Polyvinyl Chloride (PVC) is a major plastics material which finds widespread use in building, transport, packaging, electrical/electronic and healthcare applications. PVC is a very durable and long lasting construction material which can be used in a variety of applications, either rigid or flexible, white or black and a wide range of colours in between. Due to its very nature, PVC is used widely in many industries and provides very many popular and necessary products.PVC's major benefit is its compatibility with many different kinds of additives, making it a highly versatile polymer. PVC can be plasticised to make it flexible for use in flooring and medical products. Rigid PVC, also known as PVC-U (the U stands for "unplasticised") is used extensively in building applications such as window frames and cladding.
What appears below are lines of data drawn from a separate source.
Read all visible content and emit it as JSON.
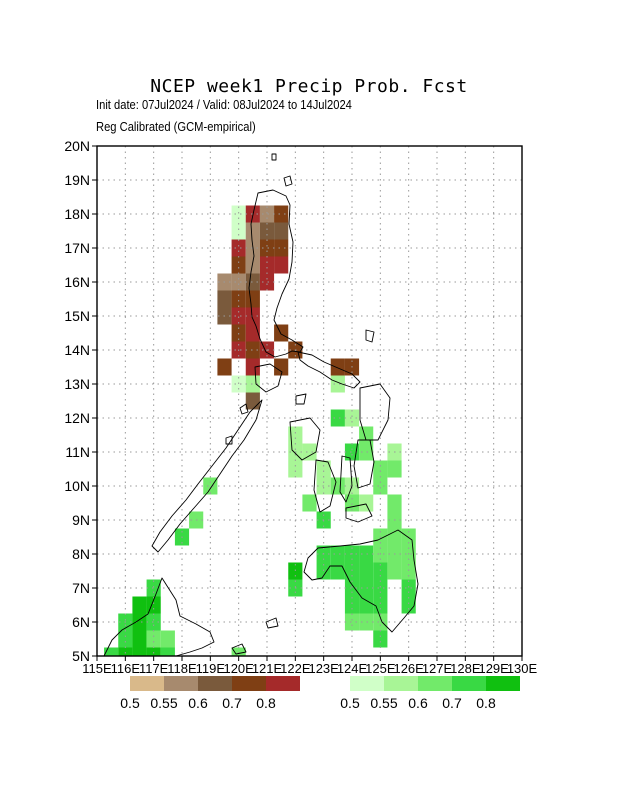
{
  "title": "NCEP  week1  Precip  Prob.  Fcst",
  "subtitle_dates": "Init date: 07Jul2024 / Valid: 08Jul2024 to 14Jul2024",
  "subtitle_method": "Reg Calibrated (GCM-empirical)",
  "map": {
    "lat_labels": [
      "5N",
      "6N",
      "7N",
      "8N",
      "9N",
      "10N",
      "11N",
      "12N",
      "13N",
      "14N",
      "15N",
      "16N",
      "17N",
      "18N",
      "19N",
      "20N"
    ],
    "lon_labels": [
      "115E",
      "116E",
      "117E",
      "118E",
      "119E",
      "120E",
      "121E",
      "122E",
      "123E",
      "124E",
      "125E",
      "126E",
      "127E",
      "128E",
      "129E",
      "130E"
    ],
    "lon_range": [
      115,
      130
    ],
    "lat_range": [
      5,
      20
    ],
    "grid": "dotted"
  },
  "legend_below": {
    "labels": [
      "0.5",
      "0.55",
      "0.6",
      "0.7",
      "0.8"
    ],
    "colors": [
      "#d9b98a",
      "#a78a6e",
      "#7a5a3c",
      "#7f3f14",
      "#a52a2a"
    ]
  },
  "legend_above": {
    "labels": [
      "0.5",
      "0.55",
      "0.6",
      "0.7",
      "0.8"
    ],
    "colors": [
      "#d0ffc8",
      "#a8f596",
      "#72ea6a",
      "#39d944",
      "#10c010"
    ]
  },
  "cells": [
    {
      "lon": 120,
      "lat": 18,
      "c": 5
    },
    {
      "lon": 120.5,
      "lat": 18,
      "c": 4
    },
    {
      "lon": 121,
      "lat": 18,
      "c": 1
    },
    {
      "lon": 121.5,
      "lat": 18,
      "c": 3
    },
    {
      "lon": 120,
      "lat": 17.5,
      "c": 5
    },
    {
      "lon": 120.5,
      "lat": 17.5,
      "c": 1
    },
    {
      "lon": 121,
      "lat": 17.5,
      "c": 2
    },
    {
      "lon": 121.5,
      "lat": 17.5,
      "c": 2
    },
    {
      "lon": 120,
      "lat": 17,
      "c": 4
    },
    {
      "lon": 120.5,
      "lat": 17,
      "c": 1
    },
    {
      "lon": 121,
      "lat": 17,
      "c": 3
    },
    {
      "lon": 121.5,
      "lat": 17,
      "c": 3
    },
    {
      "lon": 120,
      "lat": 16.5,
      "c": 3
    },
    {
      "lon": 120.5,
      "lat": 16.5,
      "c": 1
    },
    {
      "lon": 121,
      "lat": 16.5,
      "c": 4
    },
    {
      "lon": 121.5,
      "lat": 16.5,
      "c": 4
    },
    {
      "lon": 119.5,
      "lat": 16,
      "c": 1
    },
    {
      "lon": 120,
      "lat": 16,
      "c": 1
    },
    {
      "lon": 120.5,
      "lat": 16,
      "c": 2
    },
    {
      "lon": 121,
      "lat": 16,
      "c": 4
    },
    {
      "lon": 119.5,
      "lat": 15.5,
      "c": 2
    },
    {
      "lon": 120,
      "lat": 15.5,
      "c": 3
    },
    {
      "lon": 120.5,
      "lat": 15.5,
      "c": 3
    },
    {
      "lon": 119.5,
      "lat": 15,
      "c": 2
    },
    {
      "lon": 120,
      "lat": 15,
      "c": 4
    },
    {
      "lon": 120.5,
      "lat": 15,
      "c": 4
    },
    {
      "lon": 120,
      "lat": 14.5,
      "c": 3
    },
    {
      "lon": 120.5,
      "lat": 14.5,
      "c": 4
    },
    {
      "lon": 121.5,
      "lat": 14.5,
      "c": 3
    },
    {
      "lon": 120,
      "lat": 14,
      "c": 4
    },
    {
      "lon": 120.5,
      "lat": 14,
      "c": 3
    },
    {
      "lon": 121,
      "lat": 14,
      "c": 4
    },
    {
      "lon": 122,
      "lat": 14,
      "c": 3
    },
    {
      "lon": 119.5,
      "lat": 13.5,
      "c": 3
    },
    {
      "lon": 120.5,
      "lat": 13.5,
      "c": 4
    },
    {
      "lon": 121.5,
      "lat": 13.5,
      "c": 3
    },
    {
      "lon": 123.5,
      "lat": 13.5,
      "c": 3
    },
    {
      "lon": 124,
      "lat": 13.5,
      "c": 3
    },
    {
      "lon": 120,
      "lat": 13,
      "c": 5
    },
    {
      "lon": 120.5,
      "lat": 13,
      "c": 6
    },
    {
      "lon": 123.5,
      "lat": 13,
      "c": 6
    },
    {
      "lon": 120.5,
      "lat": 12.5,
      "c": 2
    },
    {
      "lon": 123.5,
      "lat": 12,
      "c": 8
    },
    {
      "lon": 124,
      "lat": 12,
      "c": 6
    },
    {
      "lon": 122,
      "lat": 11.5,
      "c": 6
    },
    {
      "lon": 124.5,
      "lat": 11.5,
      "c": 7
    },
    {
      "lon": 122,
      "lat": 11,
      "c": 6
    },
    {
      "lon": 122.5,
      "lat": 11,
      "c": 6
    },
    {
      "lon": 124,
      "lat": 11,
      "c": 8
    },
    {
      "lon": 124.5,
      "lat": 11,
      "c": 7
    },
    {
      "lon": 125.5,
      "lat": 11,
      "c": 6
    },
    {
      "lon": 122,
      "lat": 10.5,
      "c": 6
    },
    {
      "lon": 123,
      "lat": 10.5,
      "c": 6
    },
    {
      "lon": 125,
      "lat": 10.5,
      "c": 7
    },
    {
      "lon": 125.5,
      "lat": 10.5,
      "c": 7
    },
    {
      "lon": 119,
      "lat": 10,
      "c": 7
    },
    {
      "lon": 123,
      "lat": 10,
      "c": 6
    },
    {
      "lon": 123.5,
      "lat": 10,
      "c": 7
    },
    {
      "lon": 124,
      "lat": 10,
      "c": 6
    },
    {
      "lon": 125,
      "lat": 10,
      "c": 7
    },
    {
      "lon": 122.5,
      "lat": 9.5,
      "c": 7
    },
    {
      "lon": 124,
      "lat": 9.5,
      "c": 7
    },
    {
      "lon": 124.5,
      "lat": 9.5,
      "c": 6
    },
    {
      "lon": 125.5,
      "lat": 9.5,
      "c": 7
    },
    {
      "lon": 118.5,
      "lat": 9,
      "c": 7
    },
    {
      "lon": 123,
      "lat": 9,
      "c": 8
    },
    {
      "lon": 125.5,
      "lat": 9,
      "c": 7
    },
    {
      "lon": 118,
      "lat": 8.5,
      "c": 8
    },
    {
      "lon": 125,
      "lat": 8.5,
      "c": 7
    },
    {
      "lon": 125.5,
      "lat": 8.5,
      "c": 7
    },
    {
      "lon": 126,
      "lat": 8.5,
      "c": 7
    },
    {
      "lon": 123,
      "lat": 8,
      "c": 8
    },
    {
      "lon": 123.5,
      "lat": 8,
      "c": 8
    },
    {
      "lon": 124,
      "lat": 8,
      "c": 8
    },
    {
      "lon": 124.5,
      "lat": 8,
      "c": 8
    },
    {
      "lon": 125,
      "lat": 8,
      "c": 7
    },
    {
      "lon": 125.5,
      "lat": 8,
      "c": 7
    },
    {
      "lon": 126,
      "lat": 8,
      "c": 7
    },
    {
      "lon": 122,
      "lat": 7.5,
      "c": 9
    },
    {
      "lon": 123,
      "lat": 7.5,
      "c": 8
    },
    {
      "lon": 123.5,
      "lat": 7.5,
      "c": 8
    },
    {
      "lon": 124,
      "lat": 7.5,
      "c": 8
    },
    {
      "lon": 124.5,
      "lat": 7.5,
      "c": 8
    },
    {
      "lon": 125,
      "lat": 7.5,
      "c": 8
    },
    {
      "lon": 125.5,
      "lat": 7.5,
      "c": 7
    },
    {
      "lon": 126,
      "lat": 7.5,
      "c": 7
    },
    {
      "lon": 117,
      "lat": 7,
      "c": 8
    },
    {
      "lon": 122,
      "lat": 7,
      "c": 8
    },
    {
      "lon": 124,
      "lat": 7,
      "c": 8
    },
    {
      "lon": 124.5,
      "lat": 7,
      "c": 8
    },
    {
      "lon": 125,
      "lat": 7,
      "c": 8
    },
    {
      "lon": 126,
      "lat": 7,
      "c": 8
    },
    {
      "lon": 116.5,
      "lat": 6.5,
      "c": 9
    },
    {
      "lon": 117,
      "lat": 6.5,
      "c": 9
    },
    {
      "lon": 124,
      "lat": 6.5,
      "c": 8
    },
    {
      "lon": 124.5,
      "lat": 6.5,
      "c": 8
    },
    {
      "lon": 125,
      "lat": 6.5,
      "c": 8
    },
    {
      "lon": 126,
      "lat": 6.5,
      "c": 8
    },
    {
      "lon": 116,
      "lat": 6,
      "c": 8
    },
    {
      "lon": 116.5,
      "lat": 6,
      "c": 9
    },
    {
      "lon": 117,
      "lat": 6,
      "c": 8
    },
    {
      "lon": 124,
      "lat": 6,
      "c": 7
    },
    {
      "lon": 124.5,
      "lat": 6,
      "c": 7
    },
    {
      "lon": 125,
      "lat": 6,
      "c": 7
    },
    {
      "lon": 116,
      "lat": 5.5,
      "c": 8
    },
    {
      "lon": 116.5,
      "lat": 5.5,
      "c": 9
    },
    {
      "lon": 117,
      "lat": 5.5,
      "c": 7
    },
    {
      "lon": 117.5,
      "lat": 5.5,
      "c": 7
    },
    {
      "lon": 125,
      "lat": 5.5,
      "c": 8
    },
    {
      "lon": 115.5,
      "lat": 5,
      "c": 8
    },
    {
      "lon": 116,
      "lat": 5,
      "c": 9
    },
    {
      "lon": 116.5,
      "lat": 5,
      "c": 9
    },
    {
      "lon": 117,
      "lat": 5,
      "c": 9
    },
    {
      "lon": 117.5,
      "lat": 5,
      "c": 8
    },
    {
      "lon": 120,
      "lat": 5,
      "c": 7
    }
  ]
}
Its compatibility with additives also allows for the possible addition of flame retardants although PVC is intrinsically fire retardant because of the presence of chlorine in the polymer matrix.

 

POLYAMIDE


A polyamide is a macromolecule or polymer in which the monomers are linked together by amide bonds. Polyamide occurs both naturally and artificially and is used in the making of a variety of materials. Naturally occurring polyamides are wool and silk which are nothing but proteins, while artificially manufactured polyamides are nylon, sodium poly(asparate) and aramids. As far as Polyamide Fabric is concerned, it is generally sold as nylon in all parts of the world. In fact, nylon is defined as a group of synthetic polyamide polymer. Nylon was discovered as a substitute for imported and expensive silk and the first thing that was manufactured commercially with nylon was the stockings worn by women. Nylon has fibers that are stretchy and are used to make carpets, fishing line, ropes and tents as well.

 

Nylon is light-weight, but at the same time, a strong fabric. The fibers that are used to make nylon are smooth and non-absorbent, meaning anything that is made up of nylon dries up easily and quickly.  Nylon is also dirt resistant and is not affected by any chemicals or sweat. But nylon melts at high temperatures and therefore strict rules should be followed while ironing clothes made up of nylon.

 

Nylon is chemically chains of amide molecules and the chains are arranged parallel to each other and are attached by hydrogen bonds. A polymerization process takes place that makes nylon fibers strong and since, this is a condensation reaction, no water is retained.